Image Dehazing Based on Pixel Guided CNN with PAM via Graph Cut

Image dehazing is still an open research topic that has been undergoing a lot of development, especially with the renewed interest in machine learning-based methods. A major challenge of the existing dehazing methods is the estimation of transmittance, which is the key element of haze-affected imaging models. Conventional methods are based on a set of assumptions that reduce the solution search space. However, the multiplication of these assumptions tends to restrict the solutions to particular cases that cannot account for the reality of the observed image. In this paper we reduce the number of simplified hypotheses in order to attain a more plausible and realistic solution by exploiting a priori knowledge of the ground truth in the proposed method. The proposed method relies on pixel information between the ground truth and haze image to reduce these assumptions. This is achieved by using ground truth and haze image to find the geometric-pixel information through a guided Convolution Neural Networks (CNNs) with a Parallax Attention Mechanism (PAM). It uses the differential pixel-based variance in order to estimate transmittance. The pixel variance uses local and global patches between the assumed ground truth and haze image to refine the transmission map. The transmission map is also improved based on improved Markov random field (MRF) energy functions.
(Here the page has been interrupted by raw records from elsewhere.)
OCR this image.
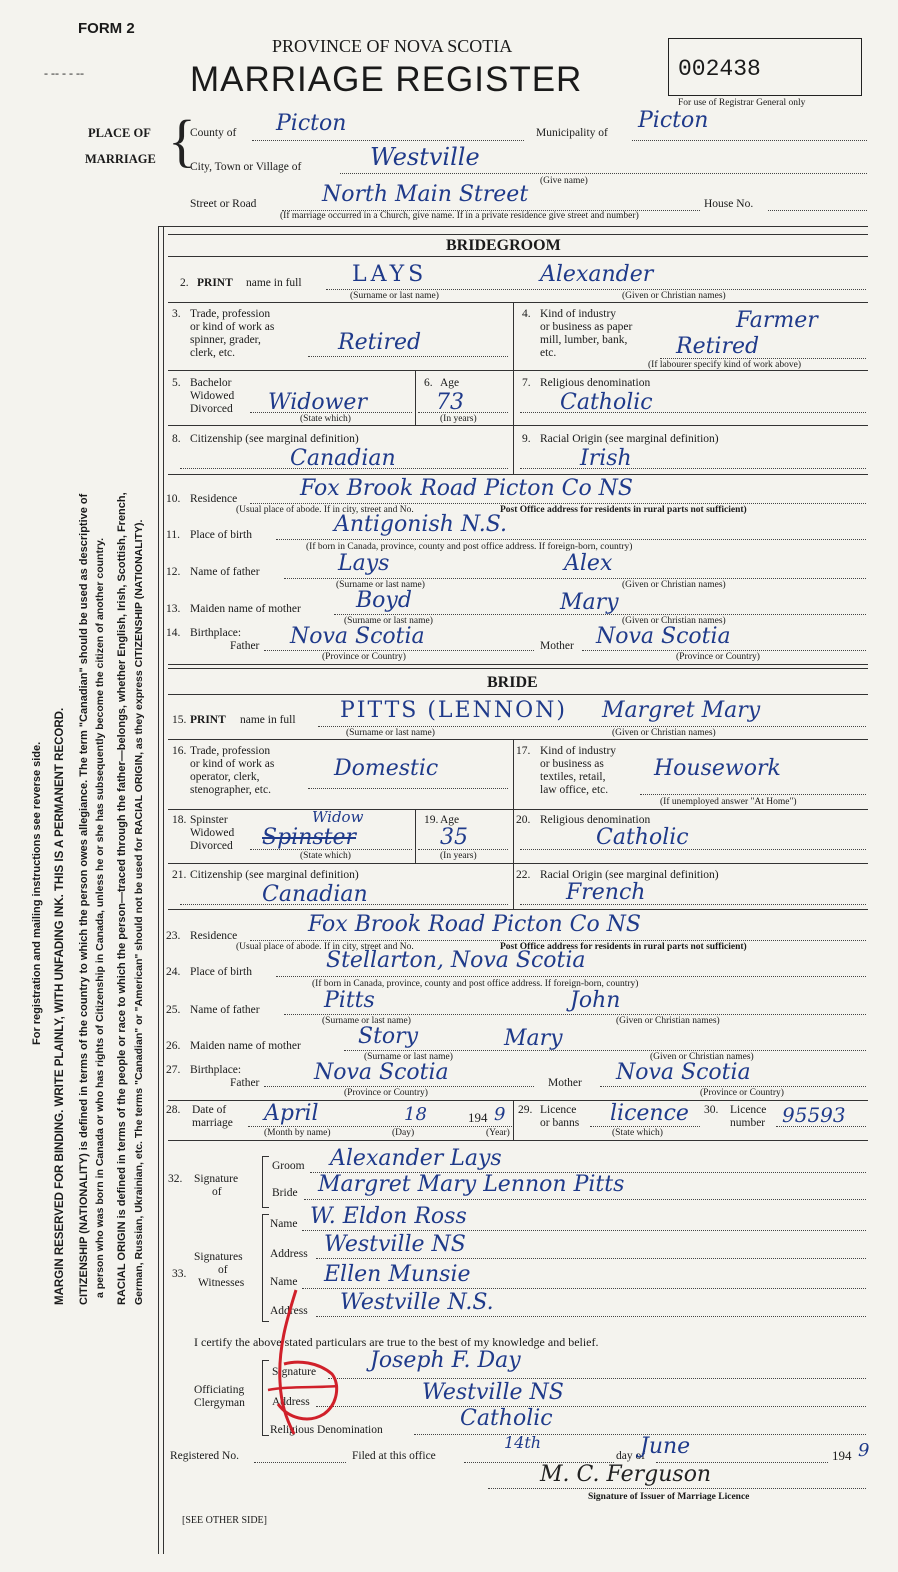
FORM 2
PROVINCE OF NOVA SCOTIA
MARRIAGE REGISTER	002438
For use of Registrar General only
For registration and mailing instructions see reverse side. MARGIN RESERVED FOR BINDING. WRITE PLAINLY, WITH UNFADING INK. THIS IS A PERMANENT RECORD. CITIZENSHIP (NATIONALITY) is defined in terms of the country to which the person owes allegiance. The term "Canadian" should be used as descriptive of a person who was born in Canada or who has rights of Citizenship in Canada, unless he or she has subsequently become the citizen of another country. RACIAL ORIGIN is defined in terms of the people or race to which the person—traced through the father—belongs, whether English, Irish, Scottish, French, German, Russian, Ukrainian, etc. The terms "Canadian" or "American" should not be used for RACIAL ORIGIN, as they express CITIZENSHIP (NATIONALITY).
PLACE OF
MARRIAGE {
County of Picton	Municipality of Picton
City, Town or Village of	Westville
(Give name)
Street or Road	North Main Street	House No.
(If marriage occurred in a Church, give name. If in a private residence give street and number)
BRIDEGROOM
2. PRINT name in full LAYS	Alexander
(Surname or last name)	(Given or Christian names)
3. Trade, profession
or kind of work as
spinner, grader,
clerk, etc.	Retired
4. Kind of industry
or business as paper
mill, lumber, bank,
etc.
Farmer
Retired
(If labourer specify kind of work above)
5. Bachelor
Widowed
Divorced Widower
(State which)
6. Age
73
(In years)
7. Religious denomination
Catholic
8. Citizenship (see marginal definition)
Canadian
9. Racial Origin (see marginal definition)
Irish
10. Residence	Fox Brook Road Picton Co NS
(Usual place of abode. If in city, street and No.	Post Office address for residents in rural parts not sufficient)
11. Place of birth	Antigonish N.S.
(If born in Canada, province, county and post office address. If foreign-born, country)
12. Name of father	Lays	Alex
(Surname or last name)	(Given or Christian names)
13. Maiden name of mother	Boyd	Mary
(Surname or last name)	(Given or Christian names)
14. Birthplace:
Father Nova Scotia
(Province or Country)
Mother Nova Scotia
(Province or Country)
BRIDE
15. PRINT name in full PITTS (LENNON) Margret Mary
(Surname or last name)	(Given or Christian names)
16. Trade, profession
or kind of work as
operator, clerk,
stenographer, etc.
Domestic
17. Kind of industry
or business as
textiles, retail,
law office, etc.
Housework
(If unemployed answer "At Home")
18. Spinster
Widowed
Divorced
Widow
Spinster
(State which)
19. Age
35
(In years)
20. Religious denomination
Catholic
21. Citizenship (see marginal definition)
Canadian
22. Racial Origin (see marginal definition)
French
23. Residence	Fox Brook Road Picton Co NS
(Usual place of abode. If in city, street and No.	Post Office address for residents in rural parts not sufficient)
24. Place of birth	Stellarton, Nova Scotia
(If born in Canada, province, county and post office address. If foreign-born, country)
25. Name of father	Pitts	John
(Surname or last name)	(Given or Christian names)
26. Maiden name of mother	Story	Mary
(Surname or last name)	(Given or Christian names)
27. Birthplace:
Father Nova Scotia
(Province or Country)
Mother Nova Scotia
(Province or Country)
28. Date of
marriage April	18	194 9
(Month by name)	(Day)	(Year)
29. Licence
or banns licence
(State which)
30. Licence
number 95593
32. Signature
of
Groom Alexander Lays
Bride Margret Mary Lennon Pitts
Signatures
of
33.
Witnesses
Name W. Eldon Ross
Address Westville NS
Name Ellen Munsie
Address Westville N.S.
I certify the above stated particulars are true to the best of my knowledge and belief.
Officiating
Clergyman
Signature Joseph F. Day
Address	Westville NS
Religious Denomination	Catholic
Registered No.	Filed at this office
14th
day of
June	194 9
M. C. Ferguson
Signature of Issuer of Marriage Licence
[SEE OTHER SIDE]
‐ ‐‐ ‐ ‐ ‐‐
We used different images to test the proposed algorithm. The entropy value of the proposed method was 7.43 and 7.39, a percent increase of similar or equal to 4.35% and similar or equal to 5.42%, respectively, compared to the best existing results. The increment is similar in other performance quality metrics and this validate its superiority compared to other existing methods in terms of key image quality evaluation metrics. The proposed approach's drawback, an over-reliance on real ground truth images, is also investigated. The proposed method show more details hence yields better images than those from the existing state-of-the-art-methods.